Michael Raposa, CEO of St. Vincent de Paul CARES, says the new program intends to remove as many barriers as possible to individuals, especially those who may be ineligible for other social services. “You don’t need to be clean or sober. You don’t need a job,” he says. “This is a holistic approach to ending homelessness for this client.” 

Jon Thaxton, the Gulf Coast Community Foundation’s senior vice president for community investment, says the new effort represents the culmination of a year of dialogue between independent sector and government leaders. The new program, which will provide access points throughout the county, builds on the success of local law enforcement Homeless Outreach Teams. The HOT teams in the city of Sarasota and in Sarasota County reach out directly to homeless individuals to connect them with social services. Thaxton says those teams, along with recent contracting by the city of emergency shelter beds at the Salvation Army, make housing the next appropriate component.

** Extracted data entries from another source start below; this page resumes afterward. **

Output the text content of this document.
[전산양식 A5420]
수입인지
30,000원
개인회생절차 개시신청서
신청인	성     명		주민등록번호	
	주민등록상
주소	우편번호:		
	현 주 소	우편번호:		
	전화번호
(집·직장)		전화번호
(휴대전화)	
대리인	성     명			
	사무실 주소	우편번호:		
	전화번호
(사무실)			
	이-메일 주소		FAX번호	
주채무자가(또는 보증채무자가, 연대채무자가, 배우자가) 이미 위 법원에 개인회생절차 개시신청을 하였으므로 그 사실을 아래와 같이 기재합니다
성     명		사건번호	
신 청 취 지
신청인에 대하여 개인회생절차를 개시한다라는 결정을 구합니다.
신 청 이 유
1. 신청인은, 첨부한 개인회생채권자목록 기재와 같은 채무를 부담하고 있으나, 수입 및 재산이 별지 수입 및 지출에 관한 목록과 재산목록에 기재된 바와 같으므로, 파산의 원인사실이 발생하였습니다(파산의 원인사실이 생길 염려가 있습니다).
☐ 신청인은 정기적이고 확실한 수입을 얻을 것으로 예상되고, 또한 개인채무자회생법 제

Raposa says the goal of rapid rehousing will be to get individuals into apartments within 30 days of accessing the program, though he noted it could take time to reach that level of efficiency. A similar effort by the organization in Pinellas County over the years has cut rehousing times from about 60 days in 2012 to about 33 days now. St. Vincent de Paul CARES currently offers rapid rehousing services in Pinellas, Hillsborough, Polk and Pasco counties, serving a 3,500-square-mile area already.

The $1-million investment in this new program draws from an investment by an anonymous donor to the Gulf Coast Community Foundation. A $500,000 donation from that individual is being leveraged with another $500,000 being contributed by donors to the Community Foundation of Sarasota County. Thaxton expects the program will benefit far more than those chronically homeless individuals now living in Sarasota County.

“I cannot tell you how many hours of work are invested in this partnership,” Thaxton says. “This issue (homelessness) has a demonstrable impact on our local economy, creating a deterrent to doing business downtown. It’s amazingly costly to law enforcement, the judicial system, Sarasota Memorial Hospital, other healthcare providers. We are spending tons of money, and it’s a recurring thing every year.

“But frankly, what’s motivating this working group is this is morally the right thing to do. You have individuals with the most suffering, debilitating illnesses, continuing on a path toward decline, and this is a moral intervention.”